Creation, despite its many wonders, groans through weather events—heatwaves, floods, and wildfire wreaking havoc around the globe. The natural world longs for its redemption from humanity’s lack of care and worse, abuse of its resources.
And the more things change, the more it feels like they stay the same. Political divisions eclipse political solutions. Religious differences separate us rather than bring us together. Longheld prejudices based on variances in skin color, ethnicity, and gender prove hard to break or put aside. Corruption and injustice repeatedly mar humanity’s best ideas and efforts in the name of progress.
Before the polarization of communities, the isolation of individuals, and the untended wounds of creation, there is the temptation of disengagement. Perceiving the immensity and complexity of it all, we can choose to step back. And should we surrender to the rising sense of futility about the future, our apathy soon weaves itself into a self-protective cocoon of cynicism.
Before all the brokenness around and the festering questions within us - ones, we cannot answer—there is another way we can choose to respond. We can choose to lament. To lament is not to hold back but to openly express our grief and sorrow. It is to articulate the frustration. To vent the anger. To raise the questions. To confess our doubts even as we challenge the status quo.
Lament is an exercise of spiritual agency—an expression of an active, engaged faith rather than a passive, resigned one. It is to cry out in the conviction that this life is not the way it is supposed to be. It is to defiantly believe in a better world that is not only possible but promised to us. It is to look beyond the limit of ourselves and reach out to the God who takes the responsibility for setting things right. It is an articulation of hope—that loss, suffering, injustice, and death cannot and will not ultimately have the last word—hope in the God who beckons to look inside an empty tomb and view everything through the lens of resurrection.
Oftentimes the greatest threat borne out of suffering and loss is not only the physical pain it produces. It is the way grief and loss make us feel like powerless victims, destroying our sense of personal integrity and moral agency. Many work hard to deny, to hide from, to try to kill this deeper pain we experience within. But to do so is to sever one of the most sacred links of relationships to people and to place - that we are all in this together.

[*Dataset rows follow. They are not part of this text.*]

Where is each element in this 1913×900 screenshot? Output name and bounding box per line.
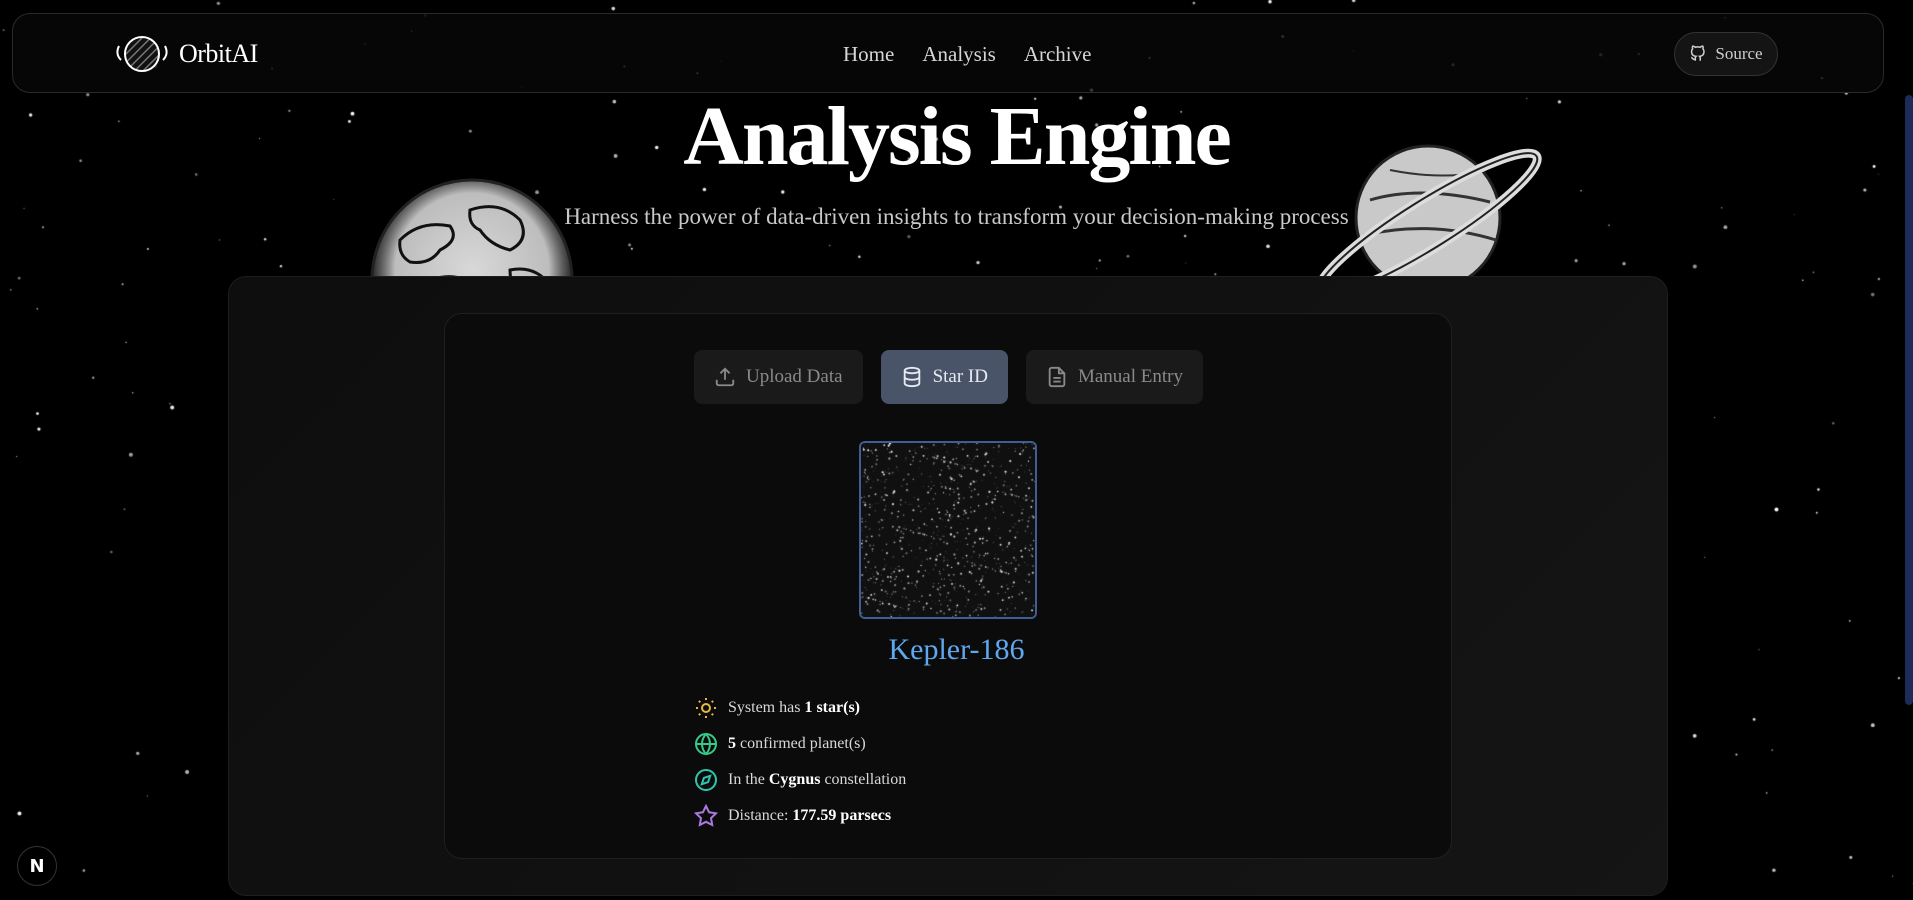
tab-star-id-label: Star ID	[932, 366, 988, 387]
source-button[interactable]: Source	[1674, 32, 1778, 76]
nav-analysis[interactable]: Analysis	[922, 42, 996, 67]
fact-distance-value: 177.59 parsecs	[792, 807, 892, 824]
fact-planet-count-suffix: confirmed planet(s)	[736, 735, 866, 752]
fact-distance-prefix: Distance:	[728, 807, 793, 824]
upload-icon	[715, 367, 735, 387]
database-icon	[903, 366, 920, 388]
star-icon	[694, 804, 718, 827]
sun-icon	[696, 698, 716, 718]
globe-icon	[695, 732, 717, 756]
fact-star-count-prefix: System has	[728, 699, 805, 716]
fact-star-count: System has 1 star(s)	[694, 690, 906, 726]
top-navbar: OrbitAI Home Analysis Archive Source	[12, 13, 1884, 93]
page-subtitle: Harness the power of data-driven insight…	[564, 204, 1349, 229]
source-label: Source	[1715, 44, 1763, 63]
orbit-logo-icon	[116, 36, 168, 72]
document-icon	[1048, 366, 1066, 388]
compass-icon	[695, 769, 717, 791]
star-field-image	[859, 441, 1037, 619]
brand-name: OrbitAI	[179, 39, 258, 68]
scrollbar[interactable]	[1905, 95, 1913, 705]
tab-manual-entry-label: Manual Entry	[1077, 366, 1183, 387]
github-icon	[1691, 45, 1706, 61]
fact-constellation: In the Cygnus constellation	[694, 762, 906, 798]
tab-star-id[interactable]: Star ID	[880, 350, 1008, 404]
fact-constellation-suffix: constellation	[820, 771, 907, 788]
fact-constellation-value: Cygnus	[768, 771, 821, 788]
fact-planet-count-value: 5	[728, 735, 736, 752]
star-facts-list: System has 1 star(s) 5 confirmed planet(…	[694, 690, 906, 834]
input-mode-tabs: Upload Data Star ID Manual Entry	[694, 350, 1203, 404]
fact-planet-count: 5 confirmed planet(s)	[694, 726, 906, 762]
tab-upload-data-label: Upload Data	[746, 366, 843, 387]
star-name: Kepler-186	[888, 633, 1025, 666]
nav-links: Home Analysis Archive	[843, 42, 1091, 67]
nav-home[interactable]: Home	[843, 42, 894, 67]
nav-archive[interactable]: Archive	[1024, 42, 1092, 67]
tab-upload-data[interactable]: Upload Data	[694, 350, 863, 404]
brand[interactable]: OrbitAI	[113, 32, 258, 76]
fact-star-count-value: 1 star(s)	[804, 699, 860, 716]
nextjs-badge[interactable]: N	[17, 846, 57, 886]
tab-manual-entry[interactable]: Manual Entry	[1025, 350, 1203, 404]
fact-constellation-prefix: In the	[728, 771, 769, 788]
page-title: Analysis Engine	[683, 90, 1232, 183]
fact-distance: Distance: 177.59 parsecs	[694, 798, 906, 834]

The practice of lament enables us to go beyond feeling sorry for ourselves and to recognize our solidarity with our brothers and sisters. Rather than grinning and bearing the toils and snares of this life alone, we choose to stand with each other. We seek to embrace the people before us who are hurting, frustrated, confusing, and questioning like we are and to protest and push back against the suffering, injustice, and brokenness in our lives and our world.
For lament isn’t cursing the darkness as much as facing the darkness with the Light that is greater—the Light that darkness cannot overcome. To lament is to begin to follow that Light in not condemning the world but choosing to redeem the beauty amid all the brokenness. To lament is to love—not to shy away from the fear and the hurt—but to enter into both honestly and hopefully. It is, in and through our vocations, offering a vision of a better world—of what might be, of what could be, of what someday will be.